Член Академии Наук Т. Haller, который был хорошо знаком со мной, так как дважды приезжал в Россию до войны и делал доклады о своих работах в Русском Физико-Химическом Обществе, узнав о моем приезде, тотчас же посетил меня и организовал в честь меня банкет, в котором приняли участие многие выдающиеся химики. Я вспоминаю, что там были Мои-reau, Blaise, Delephine, Fourneau, Urbaine, Behai и другие* Я приехал на банкет вместе с Фроссаром, который повсюду меня сопровождал и много помогал мне. Французские химики с большим вниманием отнеслись ко мне, и беседа затянулась на несколько часов. Между прочим, был поднят вопрос о неполучении Французским Химическим Обществом нашего Журнала Р. Ф.-Х. О. с самого начала войны. Я обещал по приезде в Петроград переговорить с А. Е. Фаворским и выслать все недостающие годы журнала. Эту просьбу я выполнил и после переговоров с А. Е. было решено выслать журнал, но встретились затруднения по пересылке, так как нельзя было послать его прямо в адрес Франции (ввиду непризнания Францией советского правительства), а пришлось пересылать кружным путем через Англию. В конце концов после долгого промежутка времени журнал был получен Франц. Хим. О-вом.
Когда Haller узнал о неприятностях, которые я имел от префектуры, ограничившей мое пребывание во Франции, он обещал мне переговорить с Пуанкаре, который был его другом и с которым они учились вместе в Политехнической Школе. Я просил его не беспокоиться, но тем не менее он говорил обо мне с Пуанкаре и последний обещал узнать подробности о моем деле. Просьба Halier’а была уважена, и секретарь Пуанкаре позвонил мне по телефону за 3 дня до моего от’езда из Парижа и предложил мне тотчас-же подать прошение министру о продлении срока моего пребывания, обещая, что ответ будет положительный: прошение нужно только для проформы. Я
просил передать мою благодарность министру, но от подачи прошения отказался.

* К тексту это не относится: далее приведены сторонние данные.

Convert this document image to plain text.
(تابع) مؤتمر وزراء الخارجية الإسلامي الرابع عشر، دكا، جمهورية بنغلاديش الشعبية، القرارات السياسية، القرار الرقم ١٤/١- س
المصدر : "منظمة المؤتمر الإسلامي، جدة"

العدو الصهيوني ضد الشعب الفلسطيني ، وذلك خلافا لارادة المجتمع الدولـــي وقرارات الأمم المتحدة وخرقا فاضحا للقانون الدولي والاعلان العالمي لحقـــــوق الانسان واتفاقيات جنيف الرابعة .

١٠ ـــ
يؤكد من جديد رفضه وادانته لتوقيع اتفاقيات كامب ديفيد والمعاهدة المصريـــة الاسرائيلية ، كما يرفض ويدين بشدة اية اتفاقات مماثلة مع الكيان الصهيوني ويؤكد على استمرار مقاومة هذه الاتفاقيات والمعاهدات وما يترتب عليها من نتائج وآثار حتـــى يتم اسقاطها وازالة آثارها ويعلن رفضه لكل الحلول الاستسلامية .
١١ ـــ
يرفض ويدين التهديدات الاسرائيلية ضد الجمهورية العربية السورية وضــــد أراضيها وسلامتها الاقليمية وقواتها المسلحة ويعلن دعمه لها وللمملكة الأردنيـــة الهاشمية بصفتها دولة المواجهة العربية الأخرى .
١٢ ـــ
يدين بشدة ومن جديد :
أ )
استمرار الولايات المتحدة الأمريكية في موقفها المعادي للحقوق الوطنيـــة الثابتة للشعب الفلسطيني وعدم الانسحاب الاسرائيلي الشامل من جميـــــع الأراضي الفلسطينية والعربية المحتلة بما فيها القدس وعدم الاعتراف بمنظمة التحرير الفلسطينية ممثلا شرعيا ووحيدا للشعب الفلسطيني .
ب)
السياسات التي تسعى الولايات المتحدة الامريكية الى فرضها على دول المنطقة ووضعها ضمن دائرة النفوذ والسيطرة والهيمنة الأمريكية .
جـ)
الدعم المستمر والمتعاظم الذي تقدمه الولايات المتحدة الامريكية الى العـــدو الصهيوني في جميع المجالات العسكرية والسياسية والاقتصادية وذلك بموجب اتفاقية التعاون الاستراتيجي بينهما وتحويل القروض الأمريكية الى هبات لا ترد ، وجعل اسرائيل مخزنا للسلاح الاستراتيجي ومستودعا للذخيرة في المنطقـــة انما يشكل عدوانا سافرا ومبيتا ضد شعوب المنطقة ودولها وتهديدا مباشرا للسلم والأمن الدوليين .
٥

Ввиду отсутствия дипломатических сношений с СССР, в Париже не было никакого официального советского представительства. Но для оказания помощи в некоторых торговых делах Красин, по соглашению с советским правительством, командировал в Париж г. Скобелева, бывшего министра труда во Временном Правительстве Керенского. Перед моим от’ез-дом в Париж, Красин предложил мне повидать Скобелева, дал некоторые к нему поручения и просил сообщить ему о моих переговорах с деловыми французскими людьми. Поэтому я счел своим долгом явиться к нему в условленное время на квартиру. Здесь меня ожидал очень хороший прием, как со стороны Скобелева, так и его супруги, которая была незаурядной певицей, и раз’езжала по разным странам, давая концерты и выступая в опере. Обстановка его квартиры и прекрасный завтрак говорили за то, что они хорошо обставлены с материальной стороны. Что касается до его деловых переговоров, то они только начинались, и ничего серьезного пока не предвиделось. Сам Скобелев мне показался самым ординарным существом, и я подумал, что едва ли его натура была способна выявить особую энергию и инициативу на посту государственного деятеля. Будучи меньшевиком по своим политическим воззрениям, он не обладал способностью ни оценить создавшуюся кон’юнктуру, среди которой ему приходилось действовать, ни принять в нужную минуту решительные меры для того, чтобы направить события в желаемом направлении. Он не мог помочь мне в деловых переговорах, так как сам начал заниматься делами незадолго перед моим приездом.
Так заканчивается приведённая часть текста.